There are two ways to combat smoking as a public health problem. One is giving addicted smokers the support they need to quit, and the other — and less expensive — way is to stop people from picking up the habit in the first place.

Maine has had a good track record in both categories, but recent statistics show that it is starting to slip in the second. After more than a decade of declines, youth smoking in Maine is on the rise.

Preventing young people from smoking is a key battleground in combatting smoking, which costs taxpayers millions of dollars every year in the treatment of preventable health problems.

People who don’t start smoking in their teen years are much less likely to take it up later in life. Once they are hooked on tobacco, quitting can be a much more difficult struggle. New smokers can become smokers for life.

There are many ways to fight teen smoking, including education and advertising campaigns. But the most effective strategy is increasing the price of a pack of smokes.
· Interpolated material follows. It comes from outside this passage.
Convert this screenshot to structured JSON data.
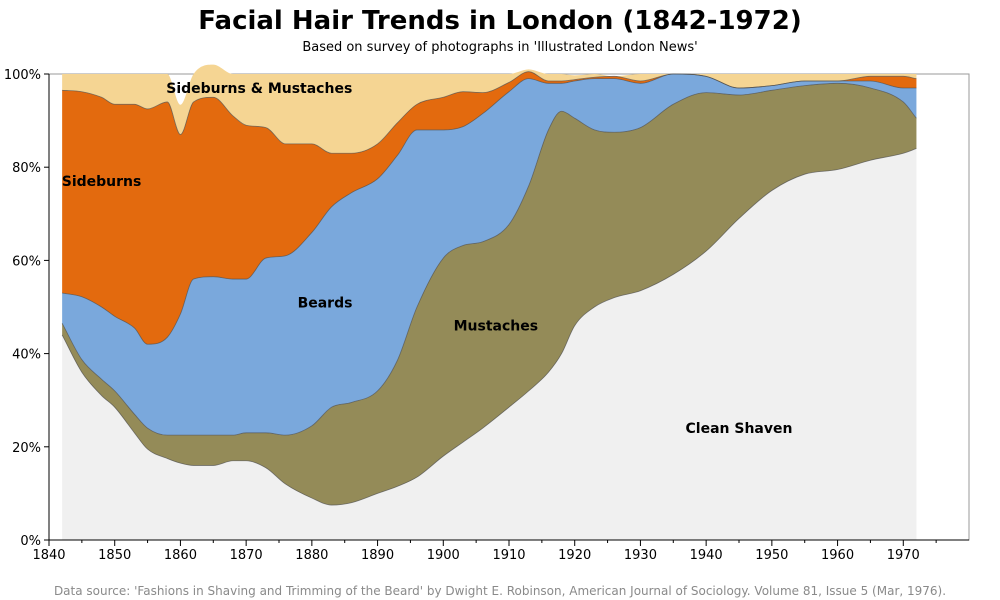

The state has the means to make cigarettes more expensive, possibly putting them out of the reach of vulnerable young people. The method is raising the cigarette tax, and it is past time for Maine to do it again.

Maine last increased its cigarette tax to $2 a pack in 2005. At the time, it had the highest in New England. Now it has the second lowest (after New Hampshire).

Increasing the tax would not likely have much effect on hard-core smokers, and some policymakers have expressed concern that low-income smokers would sacrifice food and other necessities to pay for their cigarettes.

That is a worthwhile concern, but those people would be better served with improved smoking cessation programs than with more affordable cigarettes. Quitting would be even easier on their household budgets.

We are not generally supportive of increasing taxes, but we are persuaded by solid evidence that higher tobacco taxes will prevent young people from starting to smoke, and that would return a solid value to the state.

Republican legislators and Gov. LePage should reconsider their positions and pass this increase as a matter of public health.